En la formidable estabilidad del oro estriba gran parte del simbolismo que se le ha otorgado históricamente. Al ser un elemento prácticamente inmutable se asocia con la eternidad, tal y como hacían los antiguos egipcios, quienes lo vinculaban al faraón y al todopoderoso dios Ra. Pese a que el saqueo y hurto de las tumbas egipcias nos ha privado de un gran número de joyas, han llegado a nuestro días magníficos ejemplares de collares, colgantes, estatuillas, amuletos o pectorales que muestran el buen hacer de los orfebres del país del Nilo.

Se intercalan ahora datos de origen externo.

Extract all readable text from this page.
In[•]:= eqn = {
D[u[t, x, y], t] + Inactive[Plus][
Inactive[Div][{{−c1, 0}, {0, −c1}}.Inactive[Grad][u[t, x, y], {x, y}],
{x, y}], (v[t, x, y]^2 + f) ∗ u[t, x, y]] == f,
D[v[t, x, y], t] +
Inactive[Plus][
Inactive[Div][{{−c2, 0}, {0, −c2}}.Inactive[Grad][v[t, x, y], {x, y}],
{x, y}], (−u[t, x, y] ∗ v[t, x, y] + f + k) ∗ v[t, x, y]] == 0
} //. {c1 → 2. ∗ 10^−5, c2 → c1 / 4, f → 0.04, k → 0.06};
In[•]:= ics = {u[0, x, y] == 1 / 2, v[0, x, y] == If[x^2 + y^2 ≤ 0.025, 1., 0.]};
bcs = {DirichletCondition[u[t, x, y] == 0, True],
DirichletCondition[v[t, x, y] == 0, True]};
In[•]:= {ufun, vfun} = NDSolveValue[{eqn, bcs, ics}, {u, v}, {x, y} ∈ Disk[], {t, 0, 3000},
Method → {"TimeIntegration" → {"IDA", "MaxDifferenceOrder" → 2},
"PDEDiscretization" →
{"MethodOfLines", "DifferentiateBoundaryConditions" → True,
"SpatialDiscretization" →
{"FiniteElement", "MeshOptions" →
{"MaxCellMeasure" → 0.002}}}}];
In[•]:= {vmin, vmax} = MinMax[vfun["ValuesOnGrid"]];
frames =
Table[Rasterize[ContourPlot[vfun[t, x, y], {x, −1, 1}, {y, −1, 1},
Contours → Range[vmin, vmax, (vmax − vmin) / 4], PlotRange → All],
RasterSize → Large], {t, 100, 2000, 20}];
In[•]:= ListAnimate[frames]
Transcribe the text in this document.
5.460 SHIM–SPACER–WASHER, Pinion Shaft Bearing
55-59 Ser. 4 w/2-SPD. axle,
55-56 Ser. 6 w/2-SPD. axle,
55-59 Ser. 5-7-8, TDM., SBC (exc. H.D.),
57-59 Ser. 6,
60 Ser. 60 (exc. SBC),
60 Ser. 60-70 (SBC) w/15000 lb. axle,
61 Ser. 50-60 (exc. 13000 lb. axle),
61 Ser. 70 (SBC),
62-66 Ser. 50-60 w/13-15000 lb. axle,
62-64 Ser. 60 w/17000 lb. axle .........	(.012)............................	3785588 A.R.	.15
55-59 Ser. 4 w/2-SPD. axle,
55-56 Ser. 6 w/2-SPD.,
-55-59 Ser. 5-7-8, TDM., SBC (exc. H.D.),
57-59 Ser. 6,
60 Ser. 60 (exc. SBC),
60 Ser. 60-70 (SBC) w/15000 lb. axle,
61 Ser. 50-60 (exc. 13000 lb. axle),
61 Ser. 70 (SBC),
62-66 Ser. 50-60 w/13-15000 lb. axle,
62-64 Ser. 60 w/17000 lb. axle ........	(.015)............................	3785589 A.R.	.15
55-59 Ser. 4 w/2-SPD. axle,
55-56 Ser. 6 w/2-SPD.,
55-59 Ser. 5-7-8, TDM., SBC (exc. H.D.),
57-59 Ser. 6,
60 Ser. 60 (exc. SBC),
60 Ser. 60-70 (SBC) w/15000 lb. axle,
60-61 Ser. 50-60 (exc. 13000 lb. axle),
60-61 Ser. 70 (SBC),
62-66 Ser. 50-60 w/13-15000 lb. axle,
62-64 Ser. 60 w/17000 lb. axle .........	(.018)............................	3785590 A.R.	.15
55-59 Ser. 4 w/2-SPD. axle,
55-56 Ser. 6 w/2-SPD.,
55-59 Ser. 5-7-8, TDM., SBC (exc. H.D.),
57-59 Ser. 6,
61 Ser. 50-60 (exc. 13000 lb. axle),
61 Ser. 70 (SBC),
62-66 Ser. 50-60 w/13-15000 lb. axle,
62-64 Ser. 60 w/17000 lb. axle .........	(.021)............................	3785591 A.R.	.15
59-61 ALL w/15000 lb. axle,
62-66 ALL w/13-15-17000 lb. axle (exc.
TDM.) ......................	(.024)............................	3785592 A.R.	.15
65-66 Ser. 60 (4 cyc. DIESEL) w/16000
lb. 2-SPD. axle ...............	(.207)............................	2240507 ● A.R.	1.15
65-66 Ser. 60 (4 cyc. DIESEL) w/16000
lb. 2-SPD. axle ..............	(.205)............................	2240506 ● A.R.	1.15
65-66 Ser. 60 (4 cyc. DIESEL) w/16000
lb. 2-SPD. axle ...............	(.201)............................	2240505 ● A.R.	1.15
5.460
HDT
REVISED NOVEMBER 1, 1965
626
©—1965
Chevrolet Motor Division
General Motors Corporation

Al igual que los egipcios, las grandes civilizaciones hicieron un uso extensivo del oro: fue símbolo de distinción para los persas, dio forma a máscaras mortuorias micénicas, se combinó con el marfil en las estatuas de crisoelefantina griegas, coloreó los mosaicos bizantinos y coronó a reyes y reinas. La conquista de América supuso un flujo constante de oro hacia Europa, pero los pueblos precolombinos también habían desarrollado el arte de trabajar un metal del que disponían en relativa abundancia. Cuando los conquistadores llegaron a aquellos desconocidos territorios quedaron maravillados por las riquezas que ofrecían. Enseguida surgieron todo tipo de leyendas que llevaron a los más intrépidos a la búsqueda de lugares como El Dorado, la legendaria ciudad construida en oro. Aunque tal lugar no existiese, el mito tiene una justificación tal y como refleja una singular balsa dorada de la cultura muisca que se descubrió en Colombia (Imagen 3). Esta pieza representa la ceremonia de coronación del cacique del reino, quien cubierto en polvo de oro arrojaba ofrendas del valioso metal a la laguna de Guatavita. Ante tal maravilloso derroche, normal que se sobreestimasen las riquezas de aquellos pueblos indígenas.
Bañados en oro
A estas alturas ha quedado claro que realizar obras de arte con oro es costoso, especialmente si pensamos en piezas de gran formato. Afortunadamente existe una alternativa mucho más económica que visualmente no afecta al valor de la obra: el dorado. Mediante esta técnica se cubren materiales más pobres con oro, de modo que se abaratan costes y se pueden decorar piezas de un tamaño que sería dificilísimo obtener con el metal macizo: retablos, estatuas, órganos, etc. Por ejemplo, en Quito, el interior de la Iglesia de la Compañía está completamente cubierto en oro. Si este interior hubiese sido realizado en metal macizo sería un tesoro más valioso que las reservas de muchos bancos centrales. Sin embargo, gracias al dorado, este delirio barroco se pudo realizar con poco más de cincuenta kilogramos de oro. No es moco de pavo, pero los jesuitas no se caracterizaban precisamente por su austeridad artística.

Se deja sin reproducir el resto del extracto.